TikTok deleted a collection of videos using an antisemitic song. The videos garnered more than 6.5 million views. The antisemitic song made references to the infamous death camp Auschwitz and joked about the gas chambers. In the video, an image of a swastika appeared on a giant robot scorpion, shown to be attacking and killing people. This video alone made up around 6,000 views. Other videos, over 100, went on to use the same song. Over the three days that the videos were available, the TikTok algorithm meant that over 6.5 million users thanks to TikTok’s algorithm. TikTok took about eight hours to respond by removing all offending videos.

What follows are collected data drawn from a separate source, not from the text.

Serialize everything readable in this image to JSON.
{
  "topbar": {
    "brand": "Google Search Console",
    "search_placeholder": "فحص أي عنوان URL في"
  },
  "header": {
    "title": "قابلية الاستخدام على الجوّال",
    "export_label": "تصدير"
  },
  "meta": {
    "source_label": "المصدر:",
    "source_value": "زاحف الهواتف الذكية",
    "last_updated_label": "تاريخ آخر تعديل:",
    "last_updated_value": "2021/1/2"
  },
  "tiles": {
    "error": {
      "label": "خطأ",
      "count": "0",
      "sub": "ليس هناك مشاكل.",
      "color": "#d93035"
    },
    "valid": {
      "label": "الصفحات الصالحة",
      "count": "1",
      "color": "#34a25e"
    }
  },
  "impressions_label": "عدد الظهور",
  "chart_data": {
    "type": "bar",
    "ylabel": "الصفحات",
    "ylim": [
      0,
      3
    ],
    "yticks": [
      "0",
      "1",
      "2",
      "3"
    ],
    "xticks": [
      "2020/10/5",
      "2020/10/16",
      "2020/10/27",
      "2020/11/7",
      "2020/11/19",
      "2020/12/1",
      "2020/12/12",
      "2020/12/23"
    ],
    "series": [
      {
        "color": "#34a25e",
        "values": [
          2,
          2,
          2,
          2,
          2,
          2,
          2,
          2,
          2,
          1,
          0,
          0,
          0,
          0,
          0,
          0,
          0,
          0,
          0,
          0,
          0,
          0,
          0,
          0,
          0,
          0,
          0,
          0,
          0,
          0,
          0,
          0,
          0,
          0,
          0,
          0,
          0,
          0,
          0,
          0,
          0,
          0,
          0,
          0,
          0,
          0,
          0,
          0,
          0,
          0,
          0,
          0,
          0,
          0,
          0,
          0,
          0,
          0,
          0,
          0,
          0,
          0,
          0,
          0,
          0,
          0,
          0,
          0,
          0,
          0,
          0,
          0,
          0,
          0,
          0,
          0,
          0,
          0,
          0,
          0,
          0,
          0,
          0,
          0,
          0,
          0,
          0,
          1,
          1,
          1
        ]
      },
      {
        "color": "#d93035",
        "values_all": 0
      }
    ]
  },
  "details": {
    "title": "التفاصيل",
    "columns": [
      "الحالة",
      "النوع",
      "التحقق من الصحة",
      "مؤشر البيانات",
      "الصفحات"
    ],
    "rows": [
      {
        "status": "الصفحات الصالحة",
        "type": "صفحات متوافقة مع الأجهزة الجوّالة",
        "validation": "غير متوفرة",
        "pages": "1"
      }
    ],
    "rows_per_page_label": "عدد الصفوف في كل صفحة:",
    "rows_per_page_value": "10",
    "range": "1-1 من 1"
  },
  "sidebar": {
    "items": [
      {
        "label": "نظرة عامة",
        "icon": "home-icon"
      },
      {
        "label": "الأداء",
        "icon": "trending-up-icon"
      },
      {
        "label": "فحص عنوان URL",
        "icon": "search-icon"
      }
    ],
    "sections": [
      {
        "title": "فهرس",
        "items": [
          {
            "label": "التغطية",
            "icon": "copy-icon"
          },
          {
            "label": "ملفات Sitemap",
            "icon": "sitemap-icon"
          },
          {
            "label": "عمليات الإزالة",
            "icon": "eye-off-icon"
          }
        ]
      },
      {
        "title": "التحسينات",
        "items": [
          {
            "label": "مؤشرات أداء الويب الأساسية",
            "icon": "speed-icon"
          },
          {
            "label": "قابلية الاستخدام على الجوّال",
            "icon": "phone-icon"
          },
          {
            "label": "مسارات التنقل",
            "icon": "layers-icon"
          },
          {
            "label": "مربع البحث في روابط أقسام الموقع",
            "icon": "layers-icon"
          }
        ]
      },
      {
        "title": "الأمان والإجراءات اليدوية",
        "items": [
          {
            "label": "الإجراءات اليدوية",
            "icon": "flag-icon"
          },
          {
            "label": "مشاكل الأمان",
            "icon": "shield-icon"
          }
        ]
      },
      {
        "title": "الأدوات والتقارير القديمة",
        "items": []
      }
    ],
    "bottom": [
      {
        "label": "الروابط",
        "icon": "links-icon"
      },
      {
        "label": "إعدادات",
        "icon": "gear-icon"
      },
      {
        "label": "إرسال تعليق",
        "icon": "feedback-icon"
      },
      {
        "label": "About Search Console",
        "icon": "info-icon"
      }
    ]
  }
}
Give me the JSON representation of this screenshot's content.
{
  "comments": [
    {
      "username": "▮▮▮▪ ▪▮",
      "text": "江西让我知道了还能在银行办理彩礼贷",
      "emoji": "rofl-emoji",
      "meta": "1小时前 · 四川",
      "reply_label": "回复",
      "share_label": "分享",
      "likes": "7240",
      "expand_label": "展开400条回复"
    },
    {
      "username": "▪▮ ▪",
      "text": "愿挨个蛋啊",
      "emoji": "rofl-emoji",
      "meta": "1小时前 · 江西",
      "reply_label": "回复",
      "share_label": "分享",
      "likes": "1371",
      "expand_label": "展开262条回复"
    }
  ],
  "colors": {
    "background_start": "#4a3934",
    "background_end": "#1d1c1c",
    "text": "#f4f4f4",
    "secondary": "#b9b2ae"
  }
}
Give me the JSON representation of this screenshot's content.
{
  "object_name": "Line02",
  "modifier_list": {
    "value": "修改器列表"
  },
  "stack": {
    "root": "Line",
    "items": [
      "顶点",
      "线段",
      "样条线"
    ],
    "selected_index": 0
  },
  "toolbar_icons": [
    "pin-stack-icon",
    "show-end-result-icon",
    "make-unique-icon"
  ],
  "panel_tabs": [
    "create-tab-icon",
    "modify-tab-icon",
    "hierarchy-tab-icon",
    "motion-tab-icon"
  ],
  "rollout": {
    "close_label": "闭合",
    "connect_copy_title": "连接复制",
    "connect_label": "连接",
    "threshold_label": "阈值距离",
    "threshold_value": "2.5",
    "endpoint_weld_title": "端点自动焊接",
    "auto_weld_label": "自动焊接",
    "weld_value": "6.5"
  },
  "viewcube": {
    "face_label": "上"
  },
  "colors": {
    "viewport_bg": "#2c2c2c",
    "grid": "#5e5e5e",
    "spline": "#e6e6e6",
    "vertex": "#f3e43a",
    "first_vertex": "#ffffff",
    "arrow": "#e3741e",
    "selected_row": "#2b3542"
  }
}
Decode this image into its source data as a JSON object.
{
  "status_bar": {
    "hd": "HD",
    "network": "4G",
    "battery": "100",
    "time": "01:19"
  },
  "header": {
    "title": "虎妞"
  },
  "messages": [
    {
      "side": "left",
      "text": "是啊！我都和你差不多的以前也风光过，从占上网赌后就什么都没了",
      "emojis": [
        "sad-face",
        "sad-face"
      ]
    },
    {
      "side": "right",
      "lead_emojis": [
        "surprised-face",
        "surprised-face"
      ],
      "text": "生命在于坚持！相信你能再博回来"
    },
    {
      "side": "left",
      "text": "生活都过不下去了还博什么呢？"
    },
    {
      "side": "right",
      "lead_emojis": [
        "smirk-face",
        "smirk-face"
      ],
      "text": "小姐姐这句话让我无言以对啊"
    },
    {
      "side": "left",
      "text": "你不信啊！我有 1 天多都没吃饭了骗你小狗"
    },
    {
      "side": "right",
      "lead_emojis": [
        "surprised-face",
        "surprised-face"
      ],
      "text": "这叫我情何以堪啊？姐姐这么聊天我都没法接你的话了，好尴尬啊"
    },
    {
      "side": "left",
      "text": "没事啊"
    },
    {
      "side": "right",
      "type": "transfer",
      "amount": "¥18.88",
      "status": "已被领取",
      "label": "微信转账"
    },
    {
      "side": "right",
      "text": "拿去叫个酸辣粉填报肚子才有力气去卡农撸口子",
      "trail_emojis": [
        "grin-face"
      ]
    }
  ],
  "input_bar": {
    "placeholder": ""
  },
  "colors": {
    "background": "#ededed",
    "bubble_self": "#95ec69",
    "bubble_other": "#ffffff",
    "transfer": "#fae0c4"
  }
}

The TikTok algorithm is largely unknown and the company has not revealed their strategy. However, when specific videos gain momentum, the algorithm recognises this and promotes them further across the platform. This is how content becomes viral and allows more users to see it. The more a video is seen and responded to, the more TikTok promotes it and subsequently it is seen by more and more people. With an example of antisemitic or offensive content, it highlights the flaws of this model. TikTok has received criticism stating that it should check the content of videos before promoting them to such a wide-scale audience.
The Origin of the Video
The origin of the video reportedly comes from a UK teenager. After posting the video, he gained 12,000 new followers in only three days of the content being live. As a comparison, a similar version of the video appeared on YouTube in 2015. In the nearly 5 years it was live, it gained 67,000 views.